We can also visualise these results graphically in an interactive manner with the plotly graphing library. 
If you don't have that library installed you can do so now by uncommenting the code block below. 

In [None]:
# ! pip install plotly

In [None]:
import pandas as pd 
import plotly.express as px
df_all_per_res_scores = pd.DataFrame(all_per_res_scores).reset_index()
df_all_per_res_scores = df_all_per_res_scores.rename(columns={"index": "Residue Number"})
df_all_per_res_scores = df_all_per_res_scores.sort_values(["Residue Number"], ascending=True)
df_all_per_res_scores.head() 

In [None]:
fig = px.line(df_all_per_res_scores, x="Residue Number", y=["CatBoost", "XGBoost", "Random_Forest"])
fig.update_layout(
    title="Per residue Relative Importances for All 3 Machine Learning Models",
    xaxis_title="Residue Number",
    yaxis_title="Relative Importance",
    legend_title="ML Models",
    font=dict(size=16)
)

fig.show()

### Step 5. Projecting the Results onto Protein Structures with the pymol_projections.py module. 
 
Naturally, we may want to visualise some of the results we have generated above onto a protein structure. We can take advantage of the functions provided in the pymol_projections.py module to do this. 

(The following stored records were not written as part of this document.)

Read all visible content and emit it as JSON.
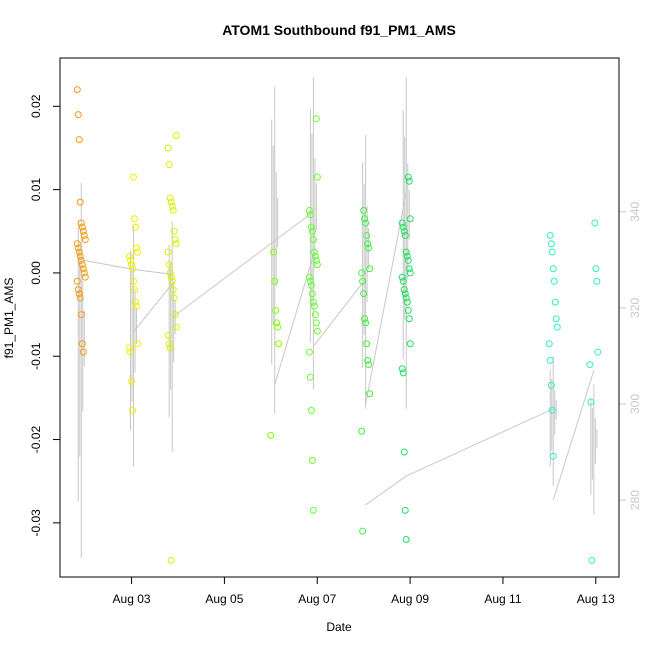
{
  "chart_data": {
    "type": "scatter",
    "title": "ATOM1 Southbound f91_PM1_AMS",
    "xlabel": "Date",
    "ylabel": "f91_PM1_AMS",
    "xlim": [
      "2023-08-01T11:00",
      "2023-08-13T12:00"
    ],
    "ylim": [
      -0.0365,
      0.0258
    ],
    "y2lim": [
      264,
      372
    ],
    "x_ticks": [
      {
        "value": "2023-08-03",
        "label": "Aug 03"
      },
      {
        "value": "2023-08-05",
        "label": "Aug 05"
      },
      {
        "value": "2023-08-07",
        "label": "Aug 07"
      },
      {
        "value": "2023-08-09",
        "label": "Aug 09"
      },
      {
        "value": "2023-08-11",
        "label": "Aug 11"
      },
      {
        "value": "2023-08-13",
        "label": "Aug 13"
      }
    ],
    "y_ticks": [
      -0.03,
      -0.02,
      -0.01,
      0.0,
      0.01,
      0.02
    ],
    "y_tick_labels": [
      "-0.03",
      "-0.02",
      "-0.01",
      "0.00",
      "0.01",
      "0.02"
    ],
    "y2_ticks": [
      280,
      300,
      320,
      340
    ],
    "y2_tick_labels": [
      "280",
      "300",
      "320",
      "340"
    ],
    "grid": false,
    "legend": "none",
    "colors": {
      "line": "#c8c8c8",
      "right_axis": "#c8c8c8",
      "clusters": [
        "#f39c12",
        "#f0f000",
        "#d9f000",
        "#80ff00",
        "#66ff33",
        "#40f040",
        "#20e060",
        "#30f0c0"
      ]
    },
    "point_groups": [
      {
        "x": "2023-08-01T22:00",
        "color": "#f39c12",
        "y": [
          0.022,
          0.019,
          0.016,
          0.0085,
          0.006,
          0.0055,
          0.005,
          0.0045,
          0.004,
          0.0035,
          0.003,
          0.0025,
          0.002,
          0.0015,
          0.001,
          0.0005,
          0.0,
          -0.0005,
          -0.001,
          -0.002,
          -0.0025,
          -0.003,
          -0.005,
          -0.0085,
          -0.0095
        ]
      },
      {
        "x": "2023-08-03T01:00",
        "color": "#f0f000",
        "y": [
          0.0115,
          0.0065,
          0.0055,
          0.003,
          0.0025,
          0.002,
          0.0015,
          0.001,
          0.0005,
          -0.001,
          -0.002,
          -0.0035,
          -0.004,
          -0.0085,
          -0.009,
          -0.0095,
          -0.013,
          -0.0165
        ]
      },
      {
        "x": "2023-08-03T21:00",
        "color": "#d9f000",
        "y": [
          0.0165,
          0.015,
          0.013,
          0.009,
          0.0085,
          0.008,
          0.0075,
          0.005,
          0.004,
          0.0035,
          0.0025,
          0.001,
          0.0,
          -0.0005,
          -0.001,
          -0.002,
          -0.003,
          -0.005,
          -0.0065,
          -0.0075,
          -0.0085,
          -0.009,
          -0.0345
        ]
      },
      {
        "x": "2023-08-06T02:00",
        "color": "#80ff00",
        "y": [
          0.0025,
          -0.001,
          -0.0045,
          -0.006,
          -0.0065,
          -0.0085,
          -0.0195
        ]
      },
      {
        "x": "2023-08-06T22:00",
        "color": "#66ff33",
        "y": [
          0.0185,
          0.0115,
          0.0075,
          0.007,
          0.0055,
          0.005,
          0.004,
          0.0025,
          0.002,
          0.0015,
          0.001,
          -0.0005,
          -0.001,
          -0.0015,
          -0.0025,
          -0.0035,
          -0.004,
          -0.005,
          -0.006,
          -0.007,
          -0.0095,
          -0.0125,
          -0.0165,
          -0.0225,
          -0.0285
        ]
      },
      {
        "x": "2023-08-08T01:00",
        "color": "#40f040",
        "y": [
          0.0075,
          0.0065,
          0.006,
          0.0045,
          0.0035,
          0.003,
          0.0005,
          0.0,
          -0.001,
          -0.0025,
          -0.0055,
          -0.006,
          -0.0085,
          -0.0105,
          -0.011,
          -0.0145,
          -0.019,
          -0.031
        ]
      },
      {
        "x": "2023-08-08T22:00",
        "color": "#20e060",
        "y": [
          0.0115,
          0.011,
          0.0065,
          0.006,
          0.0055,
          0.005,
          0.0045,
          0.0025,
          0.002,
          0.0015,
          0.0005,
          0.0,
          -0.0005,
          -0.001,
          -0.002,
          -0.0025,
          -0.003,
          -0.0035,
          -0.0045,
          -0.0055,
          -0.0085,
          -0.0115,
          -0.012,
          -0.0215,
          -0.0285,
          -0.032
        ]
      },
      {
        "x": "2023-08-12T02:00",
        "color": "#30f0c0",
        "y": [
          0.0045,
          0.0035,
          0.0025,
          0.0005,
          -0.001,
          -0.0035,
          -0.0055,
          -0.0065,
          -0.0085,
          -0.0105,
          -0.0135,
          -0.0165,
          -0.022
        ]
      },
      {
        "x": "2023-08-12T23:00",
        "color": "#30f0c0",
        "y": [
          0.006,
          0.0005,
          -0.001,
          -0.0095,
          -0.011,
          -0.0155,
          -0.0345
        ]
      }
    ],
    "trace_segments": [
      {
        "x": "2023-08-01T22:00",
        "y2": [
          268,
          346
        ]
      },
      {
        "x": "2023-08-03T01:00",
        "y2": [
          287,
          337
        ]
      },
      {
        "x": "2023-08-03T21:00",
        "y2": [
          290,
          338
        ]
      },
      {
        "x": "2023-08-06T02:00",
        "y2": [
          298,
          366
        ]
      },
      {
        "x": "2023-08-06T22:00",
        "y2": [
          303,
          368
        ]
      },
      {
        "x": "2023-08-08T01:00",
        "y2": [
          299,
          356
        ]
      },
      {
        "x": "2023-08-08T22:00",
        "y2": [
          299,
          368
        ]
      },
      {
        "x": "2023-08-12T02:00",
        "y2": [
          283,
          310
        ]
      },
      {
        "x": "2023-08-12T23:00",
        "y2": [
          277,
          304
        ]
      }
    ],
    "trace_connectors": [
      {
        "x1": "2023-08-01T22:00",
        "y1": 330,
        "x2": "2023-08-03T01:00",
        "y2": 328
      },
      {
        "x1": "2023-08-03T01:00",
        "y1": 328,
        "x2": "2023-08-03T21:00",
        "y2": 327
      },
      {
        "x1": "2023-08-03T01:00",
        "y1": 315,
        "x2": "2023-08-03T21:00",
        "y2": 325
      },
      {
        "x1": "2023-08-03T21:00",
        "y1": 318,
        "x2": "2023-08-06T22:00",
        "y2": 340
      },
      {
        "x1": "2023-08-06T02:00",
        "y1": 304,
        "x2": "2023-08-06T22:00",
        "y2": 331
      },
      {
        "x1": "2023-08-06T22:00",
        "y1": 312,
        "x2": "2023-08-08T01:00",
        "y2": 326
      },
      {
        "x1": "2023-08-08T01:00",
        "y1": 300,
        "x2": "2023-08-08T22:00",
        "y2": 344
      },
      {
        "x1": "2023-08-08T01:00",
        "y1": 279,
        "x2": "2023-08-08T22:00",
        "y2": 285
      },
      {
        "x1": "2023-08-08T22:00",
        "y1": 285,
        "x2": "2023-08-12T02:00",
        "y2": 299
      },
      {
        "x1": "2023-08-12T02:00",
        "y1": 280,
        "x2": "2023-08-12T23:00",
        "y2": 307
      }
    ]
  }
}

As the name suggests this will output [PyMOL](https://pymol.org/) compatible python scripts which can be run to represent the results at either the: 

1. Per feature level. (Cylinders are drawn between both residues in each feature, with the cylinder radii marking how large the relative importance is. 
2. Per residue level. The carbon alpha of each residue will be depicted as a sphere, with the sphere radii depicting the relative importance of the residue for the machine learning model.

In [None]:
pymol_projections.project_multiple_per_res_scores(
    all_per_res_scores=all_per_res_scores,
    out_dir="outputs/retro_aldol_ml_classification"
)

In [None]:
pymol_projections.project_multiple_per_feature_scores(
    all_feature_scores=all_feature_scores,
    numb_features="all",
    out_dir="outputs/retro_aldol_ml_classification"
)

In [None]:
# TODO ADD Picture of the outputs here as an example.